This last month marked two years since my mother died. As I do, from time to time, I drove up the street to the shady garden area – tucked in between a popular gym and a busy stretch of freeway – where she’s buried.

I always go with ill-defined expectations, and I’m always disappointed.

The movies assure us that deep and moving things transpire in cemeteries. People have meaningful moments of insight, thoughtful one-sided conversations with the parent or spouse or friend’s tombstone, and come away renewed, inspired … more settled in their souls.

Mostly, I just see a patch of grass. A little marker with some words that sounded so profound when we chose them but now just kind of lay there, flat as the ground they adorn.

What I usually feel, reading my mother’s name and the dates of her birth and death, and the name of my dad who will lie beside her someday, is – restless. I know my mother is in heaven. Suspect she is deeply engaged with whatever’s happening on high. And as much as we cherished our time and talks together across so many years … I’ve no doubt her Lord is able to hold her attentions there better than I ever could here.

So that leaves me, standing over the grass, listening to the breeze in the trees and the nearby traffic. It’s pretty anticlimactic.

I breathe a few words of fond appreciation for that soul I so love, and find myself walking back to the car, anxious to get back in the game.

I’m sure not everyone understands that, but angels do. Angels, and good ole C.S. Lewis.

Luke 24 tells of that early springtime dawn when a few women, with their own ill-defined expectations, showed up at the sealed tomb of Jesus, apparently intending, somehow, to anoint his broken body. Whatever they had in mind, they surely were not expecting an empty hole in the rock. Or to meet up with angels.

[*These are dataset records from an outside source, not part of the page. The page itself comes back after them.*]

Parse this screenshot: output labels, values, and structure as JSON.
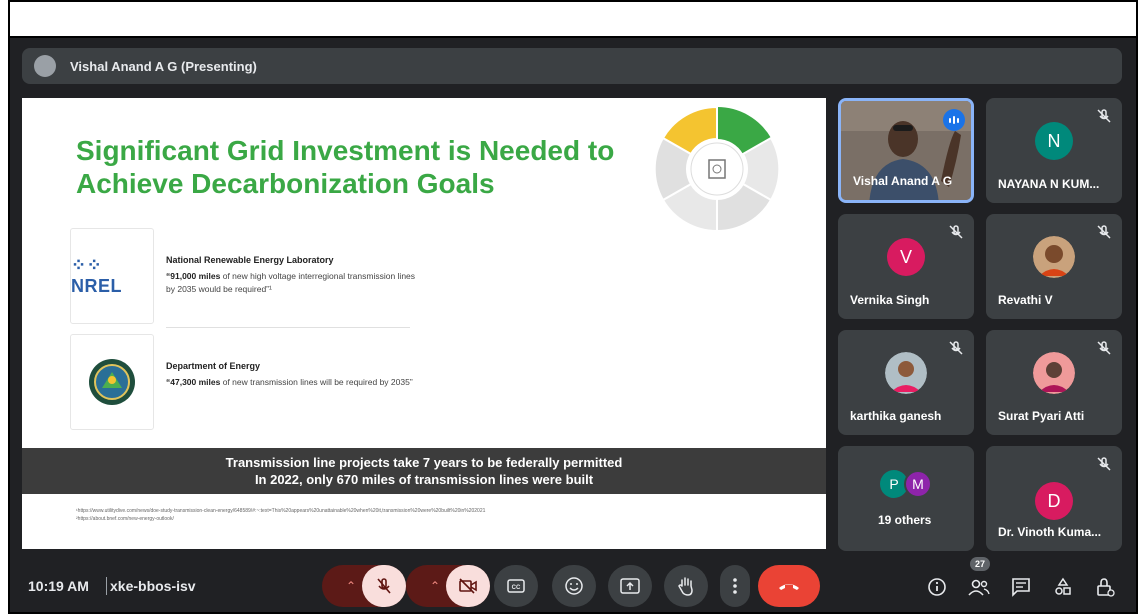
{
  "presenter_bar": {
    "name": "Vishal Anand A G (Presenting)"
  },
  "slide": {
    "title": "Significant Grid Investment is Needed to Achieve Decarbonization Goals",
    "nrel_logo": "NREL",
    "nrel": {
      "org": "National Renewable Energy Laboratory",
      "quote_bold": "“91,000 miles",
      "quote_rest": " of new high voltage interregional transmission lines by 2035 would be required”¹"
    },
    "doe": {
      "org": "Department of Energy",
      "quote_bold": "“47,300 miles",
      "quote_rest": " of new transmission lines will be required by 2035”"
    },
    "banner_line1": "Transmission line projects take 7 years to be federally permitted",
    "banner_line2": "In 2022, only 670 miles of transmission lines were built",
    "footnote1": "¹https://www.utilitydive.com/news/doe-study-transmission-clean-energy/648589/#:~:text=This%20appears%20unattainable%20when%20it,transmission%20were%20built%20in%202021",
    "footnote2": "²https://about.bnef.com/new-energy-outlook/"
  },
  "tiles": [
    {
      "name": "Vishal Anand A G",
      "type": "video"
    },
    {
      "name": "NAYANA N KUM...",
      "initial": "N",
      "color": "#00897b"
    },
    {
      "name": "Vernika Singh",
      "initial": "V",
      "color": "#d81b60"
    },
    {
      "name": "Revathi V",
      "type": "photo"
    },
    {
      "name": "karthika ganesh",
      "type": "photo"
    },
    {
      "name": "Surat Pyari Atti",
      "type": "photo"
    },
    {
      "name": "19 others",
      "initials": [
        "P",
        "M"
      ],
      "colors": [
        "#00897b",
        "#8e24aa"
      ]
    },
    {
      "name": "Dr. Vinoth Kuma...",
      "initial": "D",
      "color": "#d81b60"
    }
  ],
  "bottom": {
    "time": "10:19 AM",
    "meeting_code": "xke-bbos-isv",
    "people_count": "27"
  },
  "colors": {
    "accent_green": "#3aa845",
    "end_call": "#ea4335",
    "speaking": "#1a73e8"
  },
  "icons": [
    "mic-off-icon",
    "camera-off-icon",
    "captions-icon",
    "emoji-icon",
    "present-icon",
    "raise-hand-icon",
    "more-options-icon",
    "end-call-icon",
    "info-icon",
    "people-icon",
    "chat-icon",
    "activities-icon",
    "host-controls-icon"
  ]
}
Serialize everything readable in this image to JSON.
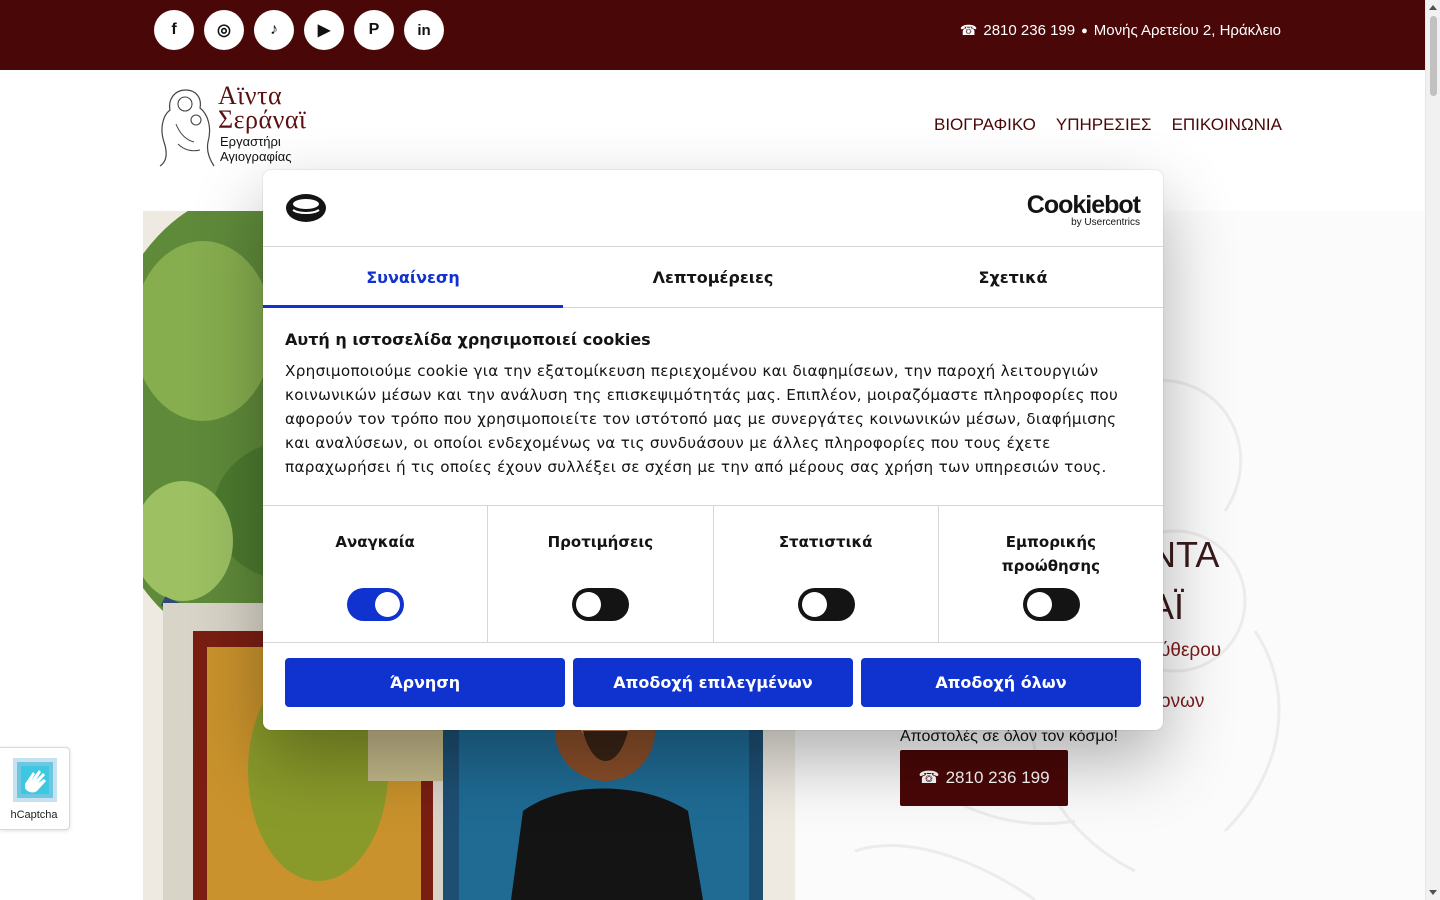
{
  "topbar": {
    "social": [
      {
        "name": "facebook-icon",
        "glyph": "f"
      },
      {
        "name": "instagram-icon",
        "glyph": "◎"
      },
      {
        "name": "tiktok-icon",
        "glyph": "♪"
      },
      {
        "name": "youtube-icon",
        "glyph": "▶"
      },
      {
        "name": "pinterest-icon",
        "glyph": "P"
      },
      {
        "name": "linkedin-icon",
        "glyph": "in"
      }
    ],
    "phone_icon": "☎",
    "phone": "2810 236 199",
    "location_icon": "●",
    "address": "Μονής Αρετείου 2, Ηράκλειο",
    "bar_color": "#4a0707"
  },
  "header": {
    "logo_name_line1": "Αϊντα",
    "logo_name_line2": "Σεράναϊ",
    "logo_sub_line1": "Εργαστήρι",
    "logo_sub_line2": "Αγιογραφίας",
    "nav": [
      "ΒΙΟΓΡΑΦΙΚΟ",
      "ΥΠΗΡΕΣΙΕΣ",
      "ΕΠΙΚΟΙΝΩΝΙΑ"
    ]
  },
  "hero": {
    "title_line1": "ΝΤΑ",
    "title_line2": "ΑΪ",
    "sub_line1": "ύθερου",
    "sub_line2": "ονων",
    "shipping": "Αποστολές σε όλον τον κόσμο!",
    "call_icon": "☎",
    "call_label": "2810 236 199"
  },
  "hcaptcha": {
    "label": "hCaptcha"
  },
  "cookie": {
    "brand": "Cookiebot",
    "brand_by": "by Usercentrics",
    "tabs": [
      "Συναίνεση",
      "Λεπτομέρειες",
      "Σχετικά"
    ],
    "active_tab": 0,
    "heading": "Αυτή η ιστοσελίδα χρησιμοποιεί cookies",
    "text": "Χρησιμοποιούμε cookie για την εξατομίκευση περιεχομένου και διαφημίσεων, την παροχή λειτουργιών κοινωνικών μέσων και την ανάλυση της επισκεψιμότητάς μας. Επιπλέον, μοιραζόμαστε πληροφορίες που αφορούν τον τρόπο που χρησιμοποιείτε τον ιστότοπό μας με συνεργάτες κοινωνικών μέσων, διαφήμισης και αναλύσεων, οι οποίοι ενδεχομένως να τις συνδυάσουν με άλλες πληροφορίες που τους έχετε παραχωρήσει ή τις οποίες έχουν συλλέξει σε σχέση με την από μέρους σας χρήση των υπηρεσιών τους.",
    "switches": [
      {
        "label": "Αναγκαία",
        "on": true
      },
      {
        "label": "Προτιμήσεις",
        "on": false
      },
      {
        "label": "Στατιστικά",
        "on": false
      },
      {
        "label": "Εμπορικής προώθησης",
        "on": false
      }
    ],
    "buttons": [
      "Άρνηση",
      "Αποδοχή επιλεγμένων",
      "Αποδοχή όλων"
    ],
    "accent": "#1032cf"
  }
}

What’s interesting is, the angels were surprised to see them, too.

“Why do you seek the living among the dead?” they asked. “He is not here, but is risen!”

That last statement is the great hope of our souls and the stuff classic hymns and Easter sermons are made of. You couple those extraordinary words with what Jesus said in John 14:9:

“A little while longer and the world will see Me no more, but you will see Me. Because I live, you will live also.”

… and it changes everything. Every thing.

Only, mostly, it doesn’t.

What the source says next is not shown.